Disability is an aspect of diversity that is integral to our society and to the Towson University community. Disability Support Services' (DSS) mission is to provide leadership in promoting equal access to educational opportunities to students with disabilities. DSS collaborates with students, faculty, and staff to identify and remove barriers to foster an all-inclusive campus. The office provides individual services and facilitates accommodations to students with disabilities, and offers institution-wide guidance, consultation, and training on disability-related topics.
Disability Support Services at Towson University provides accommodations and services to students with various disabilities and some temporary impairments that substantially limit one or more major life activities. The DSS staff is available to answer questions concerning accommodations and services as well as to provide information about other resources on and off campus.

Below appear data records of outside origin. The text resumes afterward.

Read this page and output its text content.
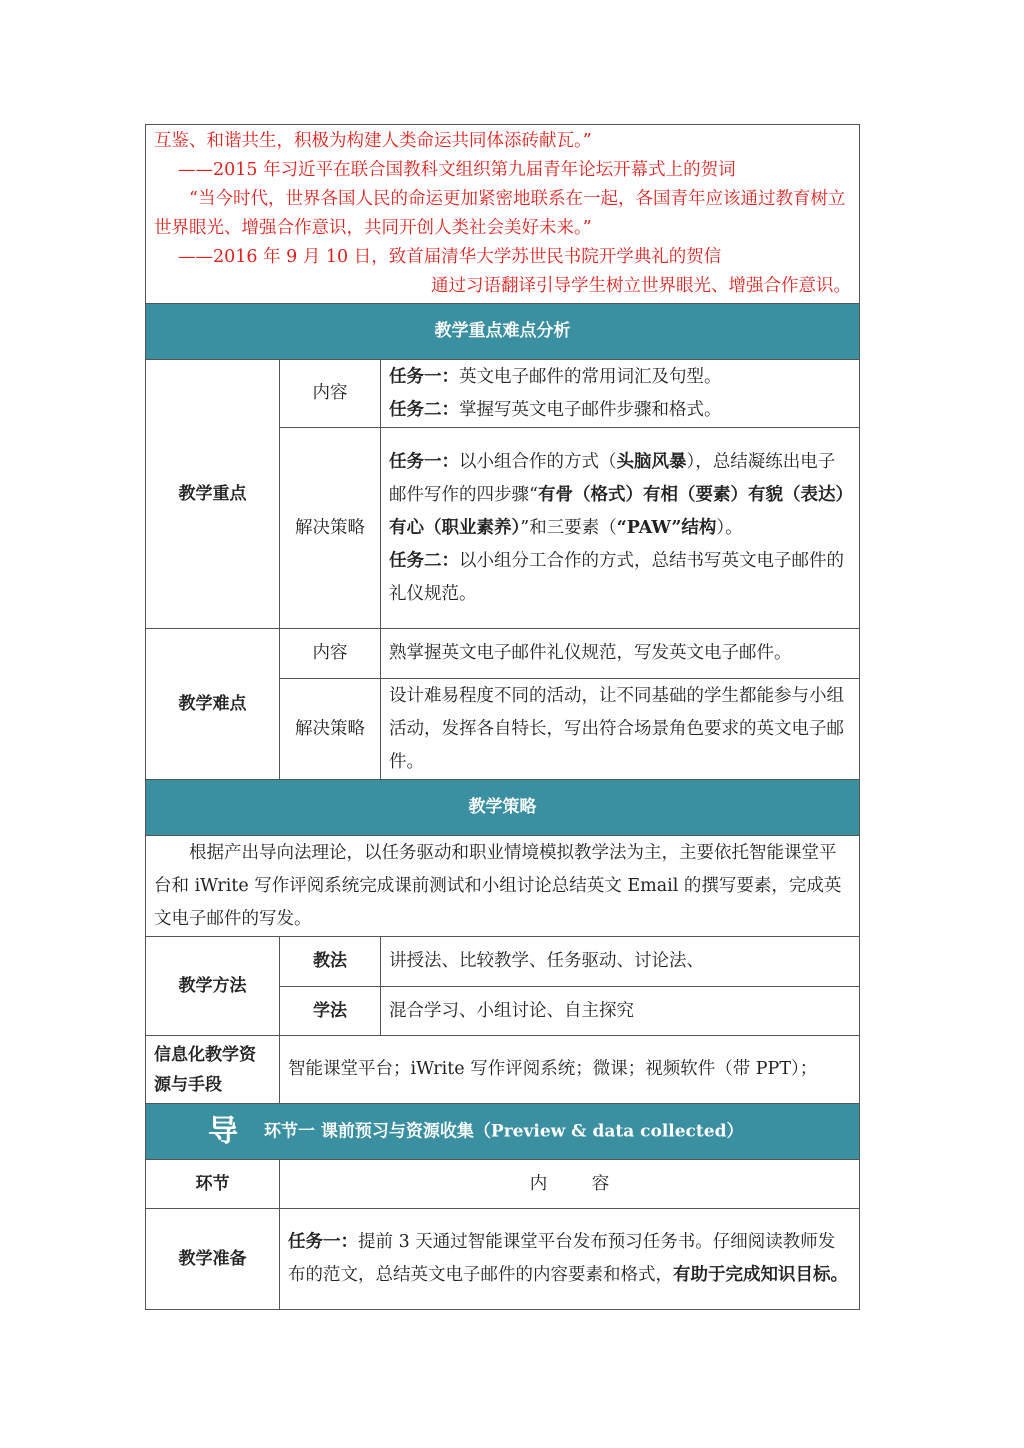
互鉴、和谐共生，积极为构建人类命运共同体添砖献瓦。”
——2015 年习近平在联合国教科文组织第九届青年论坛开幕式上的贺词
“当今时代，世界各国人民的命运更加紧密地联系在一起，各国青年应该通过教育树立世界眼光、增强合作意识，共同开创人类社会美好未来。”
——2016 年 9 月 10 日，致首届清华大学苏世民书院开学典礼的贺信
通过习语翻译引导学生树立世界眼光、增强合作意识。		

教学重点难点分析		
教学重点	内容	任务一：英文电子邮件的常用词汇及句型。
任务二：掌握写英文电子邮件步骤和格式。

	解决策略	任务一：以小组合作的方式（头脑风暴），总结凝练出电子邮件写作的四步骤“有骨（格式）有相（要素）有貌（表达）有心（职业素养）”和三要素（“PAW”结构）。
任务二：以小组分工合作的方式，总结书写英文电子邮件的礼仪规范。

教学难点	内容	熟掌握英文电子邮件礼仪规范，写发英文电子邮件。
	解决策略	设计难易程度不同的活动，让不同基础的学生都能参与小组活动，发挥各自特长，写出符合场景角色要求的英文电子邮件。
教学策略		
根据产出导向法理论，以任务驱动和职业情境模拟教学法为主，主要依托智能课堂平台和 iWrite 写作评阅系统完成课前测试和小组讨论总结英文 Email 的撰写要素，完成英文电子邮件的写发。		
教学方法	教法	讲授法、比较教学、任务驱动、讨论法、
	学法	混合学习、小组讨论、自主探究
信息化教学资源与手段	智能课堂平台；iWrite 写作评阅系统；微课；视频软件（带 PPT）；	
导 环节一 课前预习与资源收集（Preview & data collected）		
环节	内        容	
教学准备	任务一：提前 3 天通过智能课堂平台发布预习任务书。仔细阅读教师发布的范文，总结英文电子邮件的内容要素和格式，有助于完成知识目标。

DSS works with students with disabilities such as:
DSS works with students to determine and facilitate reasonable accommodations based on documentation and a personal interview. Students are encouraged to register with DSS as soon as possible after admission to the university to ensure timely provision of services. DSS encourages new students to maintain regular contact with our office, especially during their first year. This contact provides the opportunity for DSS staff to guide students and to work with them proactively to address any issues that may arise.
Accommodations in higher education enable a qualified student with a disability equal access to the university’s programs, courses, services, and activities. Providing accommodations does not compromise the essential elements of a course or program, nor do they weaken academic standards. Accommodations provide an alternative way to accomplish requirements by eliminating or reducing disability-related barriers and providing a level playing field.
Through an interactive process, DSS works closely with the student and faculty, as appropriate, to implement accommodations. Accommodations are determined on a case–by-case basis and may include priority registration, testing accommodations and use of the Testing Services Center, note-taking assistance, interpreting services, alternate formats for print materials, assistive technology, para-transit registration and internship accommodations. DSS offers short-term help with organization and study skills, disability consultation and advocacy assistance, and help with course load and selection. DSS also provides information and referral services, such as how to obtain diagnostic testing and tutoring.
In reviewing the accommodation requested by the student or recommended by an evaluator, DSS may need to consult with faculty and/or may find that the accommodation is not appropriate given the requirements of a course or program. DSS may propose an alternative accommodation that would be appropriate for the student, but which neither the student nor evaluator has requested.
Eligibility for accommodations is established through a variety of information sources, including the student’s self-report, observation and interaction with the student, previous accommodations received and the particular accommodations requested, the unique characteristics of a course or program, as well as documentation from external sources, such as psychologists, educational professionals and health care providers.
A DSS study compared the difference in first semester GPAs between freshmen who used accommodations and freshmen who did not. The difference was significant. The average GPA of DSS students using accommodations was a 3.05 (B grade), as compared to a 2.50 (C+ grade) for DSS students not using accommodations.
A recent DSS study comparing transfer students who attended the DSS Transfer Orientation Program with transfer students who did not attend showed that attending students had an average GPA of 3.03 (B grade) as compared to a 2.78 grade (C+) for non-attending students.